Histologically they may show a wide range of morphologies (Fig. 6a–c). Some show a combination of bland uniform tubules with small micropapillae in the form of epithelial tufts or larger but delicate papillae with fibrovascular cores [11, 16]. Others are entirely exophytic and tubulopapillary or entirely tubular with complex crowding and cribriforming . The cells are generally small and bland and often show a columnar appearance with minimal atypia.
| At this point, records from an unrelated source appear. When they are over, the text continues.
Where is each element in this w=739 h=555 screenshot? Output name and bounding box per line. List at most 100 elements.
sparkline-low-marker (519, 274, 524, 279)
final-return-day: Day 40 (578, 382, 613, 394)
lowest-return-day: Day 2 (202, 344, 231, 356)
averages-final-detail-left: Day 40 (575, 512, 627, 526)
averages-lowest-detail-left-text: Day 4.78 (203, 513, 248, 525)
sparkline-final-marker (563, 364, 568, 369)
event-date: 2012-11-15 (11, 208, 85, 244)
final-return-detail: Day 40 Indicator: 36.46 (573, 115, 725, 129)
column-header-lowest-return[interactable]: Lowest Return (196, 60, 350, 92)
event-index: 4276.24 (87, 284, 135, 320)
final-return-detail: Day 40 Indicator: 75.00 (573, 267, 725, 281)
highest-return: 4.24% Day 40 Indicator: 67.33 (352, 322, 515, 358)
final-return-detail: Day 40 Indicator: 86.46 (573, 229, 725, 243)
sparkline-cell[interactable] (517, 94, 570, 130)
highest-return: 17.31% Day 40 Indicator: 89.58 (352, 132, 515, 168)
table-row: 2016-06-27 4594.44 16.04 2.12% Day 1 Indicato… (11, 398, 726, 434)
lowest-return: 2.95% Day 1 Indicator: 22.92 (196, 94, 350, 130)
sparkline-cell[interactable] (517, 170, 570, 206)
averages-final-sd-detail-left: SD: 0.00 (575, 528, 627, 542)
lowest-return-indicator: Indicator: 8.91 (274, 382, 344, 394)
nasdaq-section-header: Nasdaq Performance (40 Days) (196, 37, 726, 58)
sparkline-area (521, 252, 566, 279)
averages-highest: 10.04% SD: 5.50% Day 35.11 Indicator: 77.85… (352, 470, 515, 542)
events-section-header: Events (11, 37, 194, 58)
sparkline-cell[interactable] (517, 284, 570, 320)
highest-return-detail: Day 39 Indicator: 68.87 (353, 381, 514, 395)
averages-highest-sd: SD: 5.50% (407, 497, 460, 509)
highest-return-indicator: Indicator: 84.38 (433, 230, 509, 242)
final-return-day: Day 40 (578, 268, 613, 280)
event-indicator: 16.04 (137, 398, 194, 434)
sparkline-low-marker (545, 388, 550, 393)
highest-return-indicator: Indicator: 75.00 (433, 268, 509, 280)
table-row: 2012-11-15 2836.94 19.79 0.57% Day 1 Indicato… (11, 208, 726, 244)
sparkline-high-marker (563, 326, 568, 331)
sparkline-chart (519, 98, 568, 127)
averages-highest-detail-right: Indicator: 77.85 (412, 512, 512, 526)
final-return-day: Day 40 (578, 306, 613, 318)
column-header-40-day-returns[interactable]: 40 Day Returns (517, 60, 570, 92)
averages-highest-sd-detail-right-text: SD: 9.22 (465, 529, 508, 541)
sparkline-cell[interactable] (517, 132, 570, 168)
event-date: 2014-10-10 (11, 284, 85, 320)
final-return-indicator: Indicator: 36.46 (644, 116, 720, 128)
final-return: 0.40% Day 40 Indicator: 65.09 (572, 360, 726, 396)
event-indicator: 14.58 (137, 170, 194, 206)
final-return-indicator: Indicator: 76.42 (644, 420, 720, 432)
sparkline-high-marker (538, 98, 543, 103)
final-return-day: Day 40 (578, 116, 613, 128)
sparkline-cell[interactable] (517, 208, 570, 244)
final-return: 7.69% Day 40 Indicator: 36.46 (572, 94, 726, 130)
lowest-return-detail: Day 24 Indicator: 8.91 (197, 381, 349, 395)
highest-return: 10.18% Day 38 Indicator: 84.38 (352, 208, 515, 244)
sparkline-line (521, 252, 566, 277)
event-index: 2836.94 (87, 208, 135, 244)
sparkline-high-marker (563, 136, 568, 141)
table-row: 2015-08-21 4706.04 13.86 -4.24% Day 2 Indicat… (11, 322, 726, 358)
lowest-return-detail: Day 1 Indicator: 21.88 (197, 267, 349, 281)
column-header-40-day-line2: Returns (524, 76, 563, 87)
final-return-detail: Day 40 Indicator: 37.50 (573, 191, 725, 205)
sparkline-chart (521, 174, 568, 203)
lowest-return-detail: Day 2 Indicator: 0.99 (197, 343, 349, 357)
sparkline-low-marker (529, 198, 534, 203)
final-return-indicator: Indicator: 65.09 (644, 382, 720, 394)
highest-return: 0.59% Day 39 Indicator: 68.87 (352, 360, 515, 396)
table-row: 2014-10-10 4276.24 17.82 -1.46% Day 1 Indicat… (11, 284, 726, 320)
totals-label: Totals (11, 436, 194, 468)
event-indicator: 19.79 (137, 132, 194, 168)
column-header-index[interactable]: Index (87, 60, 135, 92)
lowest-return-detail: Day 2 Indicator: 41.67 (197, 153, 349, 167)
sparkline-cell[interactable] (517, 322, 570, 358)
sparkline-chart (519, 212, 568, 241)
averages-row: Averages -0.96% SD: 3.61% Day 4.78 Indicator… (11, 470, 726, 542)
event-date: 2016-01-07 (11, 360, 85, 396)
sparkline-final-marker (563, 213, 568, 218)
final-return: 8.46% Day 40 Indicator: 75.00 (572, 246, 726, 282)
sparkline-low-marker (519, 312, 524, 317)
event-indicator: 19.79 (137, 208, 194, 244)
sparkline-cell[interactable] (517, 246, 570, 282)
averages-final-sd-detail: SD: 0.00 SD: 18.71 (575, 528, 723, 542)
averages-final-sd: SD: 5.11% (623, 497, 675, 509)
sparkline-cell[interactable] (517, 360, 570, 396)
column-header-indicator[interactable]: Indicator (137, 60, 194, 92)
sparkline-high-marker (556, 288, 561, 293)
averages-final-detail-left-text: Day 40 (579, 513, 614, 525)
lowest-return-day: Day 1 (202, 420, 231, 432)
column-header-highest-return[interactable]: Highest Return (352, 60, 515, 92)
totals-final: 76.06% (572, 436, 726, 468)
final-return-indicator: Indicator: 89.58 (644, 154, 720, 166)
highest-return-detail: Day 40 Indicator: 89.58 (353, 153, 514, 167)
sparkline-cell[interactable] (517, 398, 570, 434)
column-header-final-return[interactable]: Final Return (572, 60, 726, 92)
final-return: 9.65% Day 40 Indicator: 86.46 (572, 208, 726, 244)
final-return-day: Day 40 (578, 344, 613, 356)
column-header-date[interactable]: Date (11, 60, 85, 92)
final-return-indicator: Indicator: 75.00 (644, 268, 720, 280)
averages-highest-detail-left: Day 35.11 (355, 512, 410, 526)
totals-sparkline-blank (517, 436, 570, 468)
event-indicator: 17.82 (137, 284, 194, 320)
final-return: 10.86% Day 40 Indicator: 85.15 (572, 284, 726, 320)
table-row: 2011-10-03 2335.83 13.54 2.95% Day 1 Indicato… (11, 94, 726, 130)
Some cases may show microcysts filled with mucin [16, 18]. Although invasion is difficult to identify in some cases, the exophytic papillary nature of many of the tumors or complex growth patterns including back-to-back growth, infiltrative appearance, fusion of tubules, trabeculae and lack of lobular growth differ from the more uniform architecture seen in hamartomas . That being said however, there is often inflamed stroma (as with hamartomas) and the hallmark signs of malignancy such as perineural invasion, lymphovascular invasion, mitotic figures and necrosis are generally absent [11, 16]. This makes distinction from seromucinous hamartoma and even inflamed sinonasal mucosa difficult or impossible on small biopsies. LGSNACs are positive for CK7 and often S100. They are negative for CK20, MUC2 and CDX2 . Immunohistochemistry does not however, help in the distinction from hamartomas.
Jo et al. reported a small group of LGSNACs which they believed were associated with REAH . Some of these were identical to other non-REAH associated SNACs described in the literature, while others were felt to have overlap with what we have called “seromucinous hamartoma” . The principle difference they cited was the focal fusion of glands in their LGSNACs and lack of the lobular growth pattern that was present in all of our seromucinous hamartomas.
Low grade glandular lesions of the sinonasal tract are a diverse group with a great degree of overlap. On small biopsies they may not be distinguishable at all and save CK20 or CDX2 positivity in low grade ITACs, there is minimal role for immunohistochemistry. Some cases represent REAH, which is a distinct clinicopathologic entity with a predilection for the posterior nasal septum. Others are obvious carcinomas with infiltrative features and a defined recurrence potential. The remainder are a nebulous group of bland tubular lesions, some of which have been considered hamartomas while others have been considered adenocarcinomas. An association with REAH has been ascribed to both. The fact that the nature of REAH (reactive, hamartomatous or adenomatous) isn’t fully understood further complicates this group. No REAH-associated lesion that has been called seromucinous hamartoma or LGSNAC has recurred, caused destructive behavior or metastasized, but numbers are too few and follow up too short to firmly establish a biologic potential. For now, cases falling into these two categories could be considered of “uncertain malignant potential”.